Le vittime di atti persecutori meritano particolare attenzione perché temono per la loro incolumità e perché
sono vittime di un reato che, frequentemente si evidenzia con una progressiva gravità di interferenze illecite
nella vita della vittima, fino a raggiungere conseguenze estreme, se non si interrompe l’attività dello stalker.

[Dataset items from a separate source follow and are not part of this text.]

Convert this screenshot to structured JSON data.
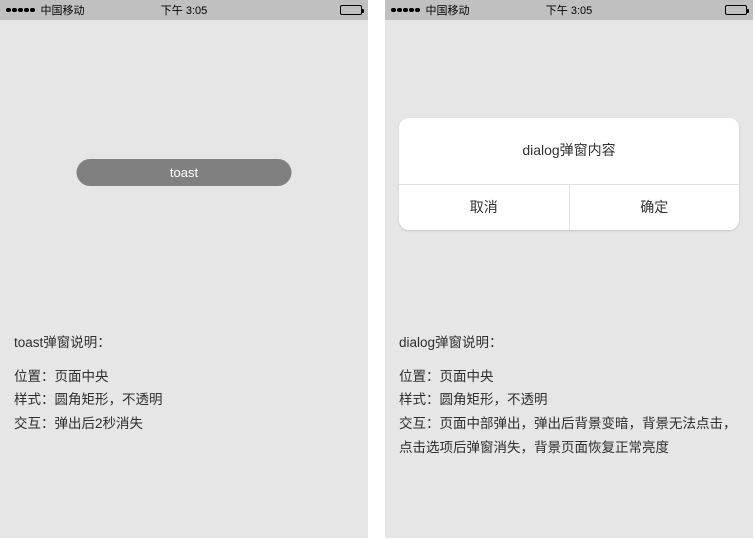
{
  "statusbar": {
    "carrier": "中国移动",
    "time": "下午 3:05"
  },
  "phone1": {
    "toast_label": "toast",
    "desc_title": "toast弹窗说明：",
    "desc_lines": {
      "pos": "位置：页面中央",
      "style": "样式：圆角矩形，不透明",
      "interact": "交互：弹出后2秒消失"
    }
  },
  "phone2": {
    "dialog_text": "dialog弹窗内容",
    "btn_cancel": "取消",
    "btn_confirm": "确定",
    "desc_title": "dialog弹窗说明：",
    "desc_lines": {
      "pos": "位置：页面中央",
      "style": "样式：圆角矩形，不透明",
      "interact": "交互：页面中部弹出，弹出后背景变暗，背景无法点击，点击选项后弹窗消失，背景页面恢复正常亮度"
    }
  }
}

Si può ricordare che abbiamo trattato il caso in cui la vittima di tale reato era un uomo e la ex fidanzata gli
aveva reso la vita simile ad un incubo.
Una studentessa universitaria che viveva a Pisa per motivi di studio aveva intrapreso una relazione con un
altro ragazzo italiano e la relazione si è trasformata per la ragazza in una vera “dipendenza” dal suo uomo
tanto da non vedere nella giusta ottica le cose che le stavano accanendo, arrivando a sopportare botte non
solo date con le mani ma anche con catene e altri oggetti contundenti e vivendo in un clima di terrore senza
riuscire a confidare questa storia ai genitori, ma solo a qualche amica che non è però riuscita a fare tesoro
del racconto della vittima e non è stata subito pronta a denunciare l’accaduto e quindi interrompere quel
circolo vizioso che si crea tra vittima e aggressore, quando la vittima si convince che può cambiare la
persona che ha al fianco e non riesce a vedere i fatti in maniera obiettiva.
Appare quindi fondamentale la collaborazione del cittadino terzo rispetto ai fatti che ha una visione più
obiettiva della situazione e che può percepire il pericolo, mentre la persona direttamente coinvolta per motivi
anche psicologici non vede.
L’aspetto psicologico della vittima va quindi sempre tenuto ben presente. Si ricordo il caso di un’indagine
per maltrattamenti in famiglia da parte di un marito nei confronti della moglie, che l’ha denunciato; le
indagini portarono all’allontanamento dalla casa famigliare nei confronti marito, ciò nonostante la donna al
processo contro il marito violento, si è presentata in aula sottobraccio a lui.
Ci occupiamo anche di prostituzione minorile e pedopornografia come da recenti fatti di cronaca in cui, è
doveroso sottolineare, l’indagine è iniziata grazie ad una segnalazione della scuola. Questo per dire che è
fondamentale che l’ufficio mantenga costanti e proficui rapporti di collaborazione e di informazione con le
istituzioni e gli enti che sono in contatto con i minori o comunque con le cd. fasce deboli. In quest’ottica
hanno un ruolo fondamentale anche i rapporti di collaborazione con i centri antiviolenza e le associazioni di
tutela delle donne vittime di maltrattamento o sfruttamento.
Negli anni si sono consolidate delle prassi e dei modus operandi che coinvolgono molte figure professionali
che operano sul territorio, prassi che hanno portato poi a dei protocolli di intesa che in questa provincia sono
operativi ed efficaci.
Per fortuna una gran parte dell’attività che svolgiamo serve a verificare che l’ipotesi di reato iniziale era
inesistente. Ciò comporta comunque un’attività investigativa capillare e articolata, perché anche per
dimostrare che un fatto non sussiste occorre approfondire scrupolosamente la vicenda.